In regular option agreements, such terms are fully negotiated and stated in the option agreement, which both parties sign. If a producer exercises the right to purchase the script, the producer and writer are bound by the terms of the agreement.
In the shopping agreement, such pre-negotiated terms may be replaced by the right of the producer and the writer to negotiate his or her own arrangement with a financing source. For instance, the writer could negotiate the underlying rights to his or her script or writing services, while the producer is simultaneously negotiating for his or her production services. This absence of pre-negotiated terms permits a writer to negotiate a possibly more favorable deal.
This also can create problems, however. Since the producer cannot simply present pre-established terms to any funding source, his or her ability to fund and produce a project is subject to the ability of the writer and a funding source to reach a mutually acceptable agreement. If the writer and the financier cannot reach an agreement-whether because of a lack of communication, or the writer having an unrealistic sense of his or her script's value in the marketplace, or some other stumbling block-the producer's deal cannot be concluded successfully.

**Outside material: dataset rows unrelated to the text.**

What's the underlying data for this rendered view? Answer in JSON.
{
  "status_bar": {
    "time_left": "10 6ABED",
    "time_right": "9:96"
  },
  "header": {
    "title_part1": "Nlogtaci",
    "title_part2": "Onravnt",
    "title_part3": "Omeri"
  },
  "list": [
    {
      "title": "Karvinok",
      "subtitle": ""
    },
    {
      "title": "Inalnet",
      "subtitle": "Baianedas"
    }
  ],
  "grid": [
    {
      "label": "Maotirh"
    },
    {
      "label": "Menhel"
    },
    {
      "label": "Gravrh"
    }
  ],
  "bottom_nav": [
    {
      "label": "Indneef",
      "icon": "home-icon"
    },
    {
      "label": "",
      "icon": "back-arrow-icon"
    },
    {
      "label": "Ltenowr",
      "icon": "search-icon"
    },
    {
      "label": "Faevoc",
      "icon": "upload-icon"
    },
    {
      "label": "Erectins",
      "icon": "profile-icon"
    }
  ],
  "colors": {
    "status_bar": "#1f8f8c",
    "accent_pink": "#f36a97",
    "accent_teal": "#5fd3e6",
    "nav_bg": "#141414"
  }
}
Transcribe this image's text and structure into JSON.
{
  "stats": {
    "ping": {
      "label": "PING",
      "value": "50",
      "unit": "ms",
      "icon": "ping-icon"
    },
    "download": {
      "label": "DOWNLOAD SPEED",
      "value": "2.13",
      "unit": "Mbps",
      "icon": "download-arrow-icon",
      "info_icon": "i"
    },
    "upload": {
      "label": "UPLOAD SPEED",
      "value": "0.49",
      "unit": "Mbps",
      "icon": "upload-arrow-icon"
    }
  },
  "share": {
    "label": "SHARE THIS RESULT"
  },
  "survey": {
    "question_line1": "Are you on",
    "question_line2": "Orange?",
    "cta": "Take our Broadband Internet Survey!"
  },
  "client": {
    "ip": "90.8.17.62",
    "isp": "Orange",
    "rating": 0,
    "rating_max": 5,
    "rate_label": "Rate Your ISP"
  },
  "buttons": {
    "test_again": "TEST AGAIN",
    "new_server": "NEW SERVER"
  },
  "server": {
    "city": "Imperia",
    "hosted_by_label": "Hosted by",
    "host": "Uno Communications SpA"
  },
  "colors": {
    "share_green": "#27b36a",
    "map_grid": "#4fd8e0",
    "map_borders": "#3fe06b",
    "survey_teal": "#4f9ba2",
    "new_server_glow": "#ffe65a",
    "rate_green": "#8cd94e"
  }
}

There are several ways to address this issue. The shopping agreement may include a provision in which the parties agree to negotiate their respective deals in good faith concerning such terms as the producer's and writer's compensation and credit. The agreement could also state that if the financier offers the writer an agreed-upon minimum amount or "floor" payment for the acquisition of rights to the script and/or the writer's services, then the writer would have to accept this proposal.
Writers may question why there is an emphasis on a writer's ability to reach an agreement. On a pragmatic level, similar provisions applying to the producer could be included in a shopping agreement. However, it's industry custom for producers to approach funding sources with established parameters for the acquisition of rights to a script. Producers may be reluctant to enter into shopping agreements without that comfort level or certainty. Writers can argue, however, that the absence of such pre-negotiated terms is the trade-off for the producer receiving a free option.
Finally, the shopping agreement usually states that the failure of the producer or writer to reach an agreement with a financier would not constitute a breach of the agreement provided that each has negotiated in good faith.
Whether a shopping agreement is the right choice will depend on the intentions and flexibility of the writer and producer as they deal with one another in attempting to reach a common goal: to finance a project based on the writer's script.